Medications won't cure long QT syndrome, but they can help protect against possible life-threatening heart rhythm changes.

Medications used to treat long QT syndrome may include:

• Beta blockers. These heart drugs are standard therapy for most patients with long QT syndrome. They slow the heart rate and make long QT episodes less likely. Beta blockers used to treat long QT syndrome include nadolol (Corgard) and propranolol (Inderal LA, InnoPran XL).
• Mexiletine. Taking this heart rhythm drug in combination with a beta blocker might help shorten the QT interval and reduce your risk of fainting, seizure or sudden death.

Always take the medications your doctor prescribes as directed.
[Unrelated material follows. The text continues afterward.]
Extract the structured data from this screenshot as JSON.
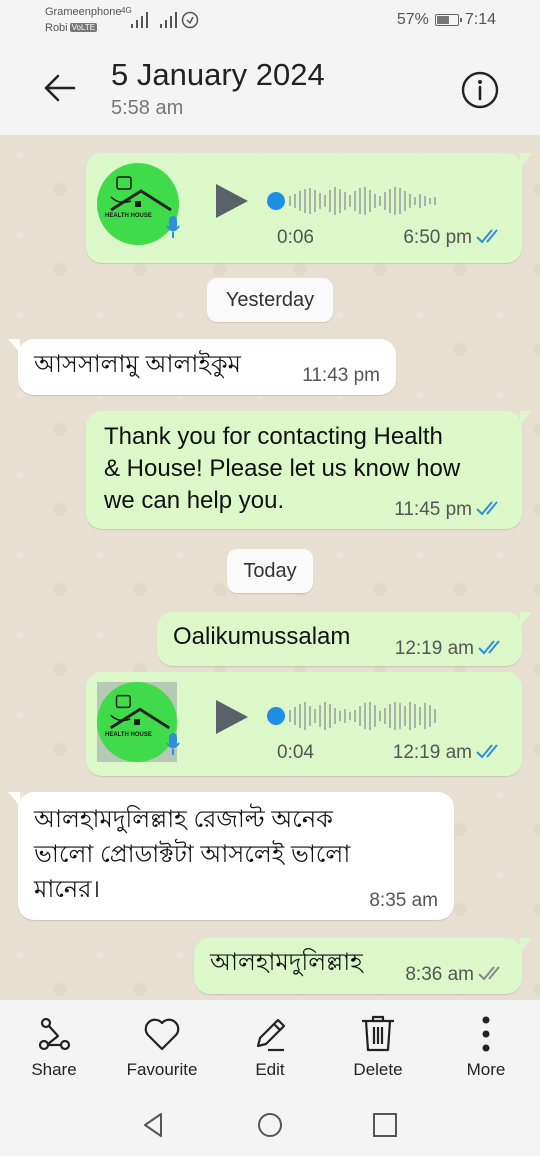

Surgery or other procedures

Depending on your symptoms, your doctor might consider other long QT syndrome treatments for you, including:

• Left cardiac sympathetic denervation (LCSD) surgery. In this procedure, surgeons remove specific nerves along the left side of your spine in your chest. These nerves are part of the body's sympathetic nervous system, which helps control your heart rhythm.
• LCSD is generally reserved for people with long QT and persistent heart rhythm problems who are at high risk of symptoms and cannot take or tolerate beta blockers. It doesn't cure long QT syndrome, but it does help reduce the risk of sudden death.
• Implantable cardioverter-defibrillator (ICD). An ICD is implanted under the skin of your chest and continuously monitors your heartbeat. It can stop a potentially life-threatening arrhythmia. When an ICD detects an abnormal heart rhythm, it delivers electrical shocks to reset the heart back to normal.
• Most people with long QT syndrome do not need an ICD. However, the procedure may be done in certain athletes to allow return to competitive sports. The decision to implant an ICD, especially in children, needs to be carefully considered. Implanting an ICD is a major procedure and can result in inappropriate shocks and other complications.